En 1995, le régime déchu avait amorcé une étude sur la privatisation des établissements d’épargne en faillite. Parmi eux figuraient notamment la BCC, la BNDC et la Caisse nationale d’épargne. La mise en application de ce dossier a été renvoyée aux calendes grecques par la guerre civile de 1997. Jusqu’à présent, la position des nouvelles autorités à ce sujet n’est pas connue, bien que selon des sources autorisées elles pensent à la vente.
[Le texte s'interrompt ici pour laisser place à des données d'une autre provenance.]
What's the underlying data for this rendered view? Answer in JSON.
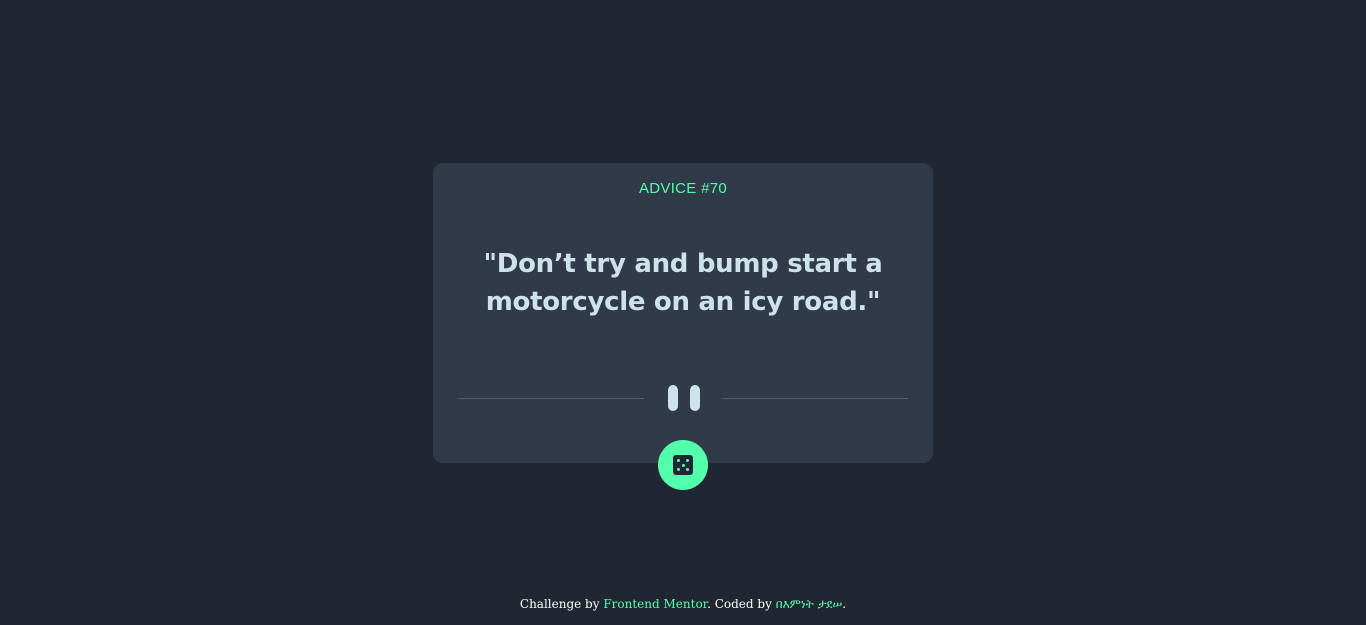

Le Congo n’est que le prototype

Le cas du Congo-Brazaville n’est que le prototype d’une situation qui ronge les finances de la plupart des pays pauvres. Des pratiques usuraires sont dénoncées notamment en Ile Maurice, en République démocratique du Congo, au Burkina Faso, en République centrafricaine et au Cameroun, même si elles n’y atteignent pas encore le niveau du Congo-Brazza. Comment remédier à ce phénomène?

Le Camerounais Michel Gotto, enseignant en économie, souligne que cette pratique est liée à la pauvreté qui caractérise ces pays. Elle est d’ailleurs fort ancienne en Afrique. La supprimer, selon lui, n’est pas la meilleure solution, d’autant que l’usurier et son client sont utiles l’un pour l’autre. Mais les autorités ont la responsabilité d’instaurer une politique d’orthodoxie financière.

Le Burkinabé Jonas Ouedraogo, enseignant en sociologie, pense que la meilleure solution consiste à légaliser cette activité, ce qui permettra, selon lui, au créancier et au client de limiter les risques qu’elle comporte. Mais selon le Camerounais Jean Blaise Tsapi, il faut supprimer cette pratique, dès que le taux d’escroquerie commence à toucher les finances publiques.